Golly! Real GDP rose at a 2.8% annual rate in the advance estimate for 3Q13, the strongest performance since 1Q12. However, consumer spending growth rose at a 1.5% pace and business fixed investment rose 1.6% – nothing to write home about. Residential home building continued to pick up; residential fixed investment added 0.4 percentage point to the headline GDP growth figure. Foreign trade added 0.3 percentage point (exports +0.6, imports -0.3). Government was about a wash, as a positive contribution from state and local government offset a negative contribution from the federal government (a theme that has also been reflected in the payroll figures). Inventories, which had risen at a relatively brisk pace in 2Q13, rose even faster. Recall that the change in inventories contributes to the level of GDP. So, the change in the change in inventories contributes to GDP growth. Faster inventory growth appears to have been unintentional, as domestic demand fell short of expectations. We’re almost certain to see slower inventory growth in 4Q13, which will subtract from GDP growth. There’s a major caveat to all this. The GDP figures will be revised on December 5 (and again on December 20).
The partial government shutdown had a mixed impact on the October employment figures. Bureau of Labor Statistics Commissioner Groshen indicated that “there were no discernible impacts” on the estimates of payrolls, hours, and earnings. However, there appear to be non-sampling errors in the household survey. Furloughed federal workers should have been classified as “unemployed on temporary layoff,” but many were apparently recorded as “employed, but absent from work.” The unemployment rate edged up only slightly (from 7.24% to 7.28%), but labor force participation fell by 0.4 percentage point, to 62.8%, while the employment/population ratio dipped by 0.3 percentage point, to 58.3%. The BLS reported that the labor force fell by 720,000, while employment dropped by 735,000, with 932,000 disappearing from the labor force. These are large numbers, reflective of the government shutdown, but don’t take them at face value. The household survey, which is based on a sample of about 60,000 households, generates unreliable estimates of levels (employment, unemployment). The estimate of the number of unemployed individuals, reported to have risen by 17,000 in October, is accurate to ±300,000. The household survey sample is, however, large enough to generate reasonable estimates of ratios, such as the unemployment rate (although that’s only accurate to ±0.2 percentage point).
Shazam! Nonfarm payrolls rose by 204,000 in October, with a net revision to August and September of +60,000. Private-sector payrolls have averaged a 190,000 monthly gain over the last three months – a higher trend than expected.

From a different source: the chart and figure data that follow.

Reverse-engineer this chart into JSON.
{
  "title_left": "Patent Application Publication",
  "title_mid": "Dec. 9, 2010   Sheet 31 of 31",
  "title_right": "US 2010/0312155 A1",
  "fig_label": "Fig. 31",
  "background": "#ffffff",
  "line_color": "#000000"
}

For Fed policymakers, the recent data paint a mixed picture of the economy. The labor market has improved significantly since the Fed began its asset purchase program, but is that enough? The better picture of payrolls implies that a December tapering in the pace of asset purchases is not out of the question, but the decision to taper, as Fed officials have explained repeatedly, will be data-dependent. There will be one more employment report before the December 17-18 Fed policy meeting, but the Fed will have a lot to consider besides jobs. Higher long-term interest rates and a low inflation trend will be important factors.